Clark silences the doubters



Stuart Clark: "What was in our favour was the ball scuffed up nicely and we got some reverse-swing, which made it easier to bowl" © Getty Images

Stuart Clark arrived at the MCG expecting nothing from the pitch, but with the assistance of reverse-swing he was able to overcome his pessimism and seriously damage India. The surface did not inspire him during a Pura Cup match for New South Wales at the start of the month - it still doesn't - and he requested series-opening matches in conditions that would give the home side an advantage, such as Brisbane and Perth.

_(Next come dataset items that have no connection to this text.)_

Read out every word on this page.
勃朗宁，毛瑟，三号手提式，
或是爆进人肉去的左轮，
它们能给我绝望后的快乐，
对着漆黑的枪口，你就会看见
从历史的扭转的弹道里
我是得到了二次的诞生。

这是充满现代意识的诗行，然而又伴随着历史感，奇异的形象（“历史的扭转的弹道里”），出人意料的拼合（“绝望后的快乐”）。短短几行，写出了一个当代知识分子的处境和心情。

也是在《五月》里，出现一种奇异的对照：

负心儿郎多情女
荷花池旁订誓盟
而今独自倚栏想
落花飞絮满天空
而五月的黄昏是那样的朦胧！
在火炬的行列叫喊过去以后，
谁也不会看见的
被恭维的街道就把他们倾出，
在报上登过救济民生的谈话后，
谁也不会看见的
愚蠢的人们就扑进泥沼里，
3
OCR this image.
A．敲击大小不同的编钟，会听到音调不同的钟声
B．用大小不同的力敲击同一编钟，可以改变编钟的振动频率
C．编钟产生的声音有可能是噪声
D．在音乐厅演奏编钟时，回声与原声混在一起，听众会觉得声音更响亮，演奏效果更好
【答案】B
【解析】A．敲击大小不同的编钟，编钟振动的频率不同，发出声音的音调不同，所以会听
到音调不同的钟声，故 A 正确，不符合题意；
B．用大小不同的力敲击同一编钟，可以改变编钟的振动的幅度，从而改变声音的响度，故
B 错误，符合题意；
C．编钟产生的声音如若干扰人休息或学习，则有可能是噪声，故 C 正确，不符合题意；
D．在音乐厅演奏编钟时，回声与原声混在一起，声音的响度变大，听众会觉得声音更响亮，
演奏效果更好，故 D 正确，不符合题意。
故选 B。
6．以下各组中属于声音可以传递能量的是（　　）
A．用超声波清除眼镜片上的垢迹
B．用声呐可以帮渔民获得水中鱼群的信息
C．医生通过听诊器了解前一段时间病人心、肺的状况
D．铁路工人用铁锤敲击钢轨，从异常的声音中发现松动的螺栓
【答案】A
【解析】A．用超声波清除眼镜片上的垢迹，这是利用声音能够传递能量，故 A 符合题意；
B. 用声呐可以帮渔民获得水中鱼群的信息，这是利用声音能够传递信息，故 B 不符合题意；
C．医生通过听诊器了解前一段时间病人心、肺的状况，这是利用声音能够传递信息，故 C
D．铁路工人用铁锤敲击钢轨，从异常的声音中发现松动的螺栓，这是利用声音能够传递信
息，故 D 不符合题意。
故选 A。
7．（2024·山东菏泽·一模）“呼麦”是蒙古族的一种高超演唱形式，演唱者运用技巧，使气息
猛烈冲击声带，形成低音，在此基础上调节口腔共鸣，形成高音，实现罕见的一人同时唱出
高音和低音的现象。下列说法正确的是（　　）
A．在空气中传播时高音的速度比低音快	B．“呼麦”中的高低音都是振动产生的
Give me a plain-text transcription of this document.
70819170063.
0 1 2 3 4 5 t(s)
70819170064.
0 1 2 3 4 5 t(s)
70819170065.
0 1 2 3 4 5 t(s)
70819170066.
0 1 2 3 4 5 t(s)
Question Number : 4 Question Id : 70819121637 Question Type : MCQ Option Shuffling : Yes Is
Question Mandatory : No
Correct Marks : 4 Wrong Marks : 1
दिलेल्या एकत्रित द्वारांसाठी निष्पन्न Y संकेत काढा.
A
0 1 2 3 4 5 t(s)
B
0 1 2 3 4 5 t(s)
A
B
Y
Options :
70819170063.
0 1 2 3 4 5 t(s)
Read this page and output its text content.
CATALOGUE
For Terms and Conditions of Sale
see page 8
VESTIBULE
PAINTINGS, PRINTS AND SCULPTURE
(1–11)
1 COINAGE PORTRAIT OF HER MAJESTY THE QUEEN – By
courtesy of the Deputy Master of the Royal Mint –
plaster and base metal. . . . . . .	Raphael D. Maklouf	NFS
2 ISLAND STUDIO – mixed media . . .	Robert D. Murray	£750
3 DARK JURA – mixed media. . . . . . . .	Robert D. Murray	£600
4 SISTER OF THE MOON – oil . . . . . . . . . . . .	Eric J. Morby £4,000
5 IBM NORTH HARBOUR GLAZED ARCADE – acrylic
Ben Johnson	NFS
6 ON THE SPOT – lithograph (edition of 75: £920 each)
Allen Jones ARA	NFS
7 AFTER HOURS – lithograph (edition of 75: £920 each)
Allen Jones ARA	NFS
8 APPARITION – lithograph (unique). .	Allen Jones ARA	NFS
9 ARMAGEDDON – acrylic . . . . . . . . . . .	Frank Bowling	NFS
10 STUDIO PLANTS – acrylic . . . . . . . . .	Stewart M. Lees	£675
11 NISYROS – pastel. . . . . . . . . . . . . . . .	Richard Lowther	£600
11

When Clark operates like he did on day two, there is no need for Australia to have any extra benefits. In a pace attack that complemented each other, restricting runs without negating the aggression, Clark caused the most problems, curling the ball to capture four of India's most wanted while giving up only 28 from 15 overs.

Despite his success, his view of the pitch remained. "Nothing has changed," he said. "If you bowl badly you can go for plenty of runs, but it's flat, low and slow. What was in our favour was the ball scuffed up nicely and we got some reverse-swing, which made it easier to bowl."

His spell either side of tea was the most destructive as he snuffed out India's recovery by removing Sachin Tendulkar, Yuvraj Singh and MS Dhoni in 12 balls. Tendulkar had crafted a delightful 62 when he tried to force Clark through the offside to a ball that was too close to his body and ended up under-edging on to the stumps. It came off the pitch slower than Tendulkar expected, but Clark had cramped him and relieved Australia's concern over his 65-run partnership with Sourav Ganguly.

Yuvraj was given out wafting outside the off stump from the final ball before tea, a decision which convinced the Australians but not the batsman, and two deliveries after the break the threat of Dhoni was extinguished when an inswinger caught him in front. In the first session Rahul Dravid needed serious effort to remove after three false alarms, including a dropped catch, a take off a no-ball and a huge lbw appeal, but Clark finally raised Billy Bowden's finger with an off-cutter that stayed low and struck the pad.

Clark had a relatively quiet series against Sri Lanka, taking seven wickets in the two Tests, and was cut from the one-day squad to face New Zealand. "It was nice to get out there today, get a few wickets and make some of the doubters who thought I shouldn't be in the team to think otherwise," he said. He also provided some more concerns for India.